ZeaChem has produced acetogens in the lab for more than 1,000 fermentation trials of sugars as well as hydrolyzate derived from cellulosic biomass. Imbler said the company has met and exceeded fermentation of 50 grams per liter.

“We expected to prove that out at the larger scale,” he said.

Imbler said ZeaChem is working with Hazen Research in a contract capacity because it has the utilities, manpower, and technical resources to assist his company, as well as experience with semi-works scale facilities.

The industrial research and development firm has also worked with companies, to prove their technologies, such as Glendale, Ariz.-based CarbonTech, which is developing a way to process shredder residue and municipal solid waste for other purposes (see CarbonTech putting car shreds, municipal waste to new use).

Hazen Research is expected to construct and host the initial process unit and provide infrastructure and operations support, Imbler said.

The biorefinery is being constructed with a skid mounted design, which allows individual process units to be built more quickly in fabrication shops. The skids act like modular building blocks, with each one being about size of a cargo shipping container.

“We’ll move the skids to Hazen first, shake them down, and then move them out to Boardman for the ultimate construction,” Imbler said.

The skid mounted design allows for optimization of operations earlier in the process, and the ability to bolt on and phase in additional skids as the biorefinery grows. Imbler said it also helps to take a level of risk out of the testing process.

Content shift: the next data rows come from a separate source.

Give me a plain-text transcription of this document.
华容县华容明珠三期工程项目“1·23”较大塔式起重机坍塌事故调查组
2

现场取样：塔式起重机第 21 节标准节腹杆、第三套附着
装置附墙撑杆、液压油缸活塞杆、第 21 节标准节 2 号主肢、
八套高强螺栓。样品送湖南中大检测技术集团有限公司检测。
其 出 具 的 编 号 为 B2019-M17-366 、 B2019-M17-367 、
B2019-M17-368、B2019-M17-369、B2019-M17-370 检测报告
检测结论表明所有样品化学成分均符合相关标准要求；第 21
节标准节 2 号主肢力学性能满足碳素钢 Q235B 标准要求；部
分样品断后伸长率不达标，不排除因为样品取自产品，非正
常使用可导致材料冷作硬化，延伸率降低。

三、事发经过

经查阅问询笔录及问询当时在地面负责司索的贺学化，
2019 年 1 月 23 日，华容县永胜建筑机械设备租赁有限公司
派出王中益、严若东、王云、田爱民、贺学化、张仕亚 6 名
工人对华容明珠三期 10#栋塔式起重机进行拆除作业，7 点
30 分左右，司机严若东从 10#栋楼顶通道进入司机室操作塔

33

The Boardman site is near GreenWood Resources poplar tree farm, which is expected to supply the feedstock for the plant. ZeaChem plans to co-locate future plants next to feedstock to reduce transportation cost and resources.

Declining to reveal the cost of the plant, Imbler said it was funded as part of the company’s $34 million round from Globespan Capital Partners, PrairieGold Venture Partners, Mohr Davidow Ventures, Firelake Capital and Valero Energy (see New year money goes to biofuels). The company previously raised $4 million (see Please sir, may I have some Mohr?).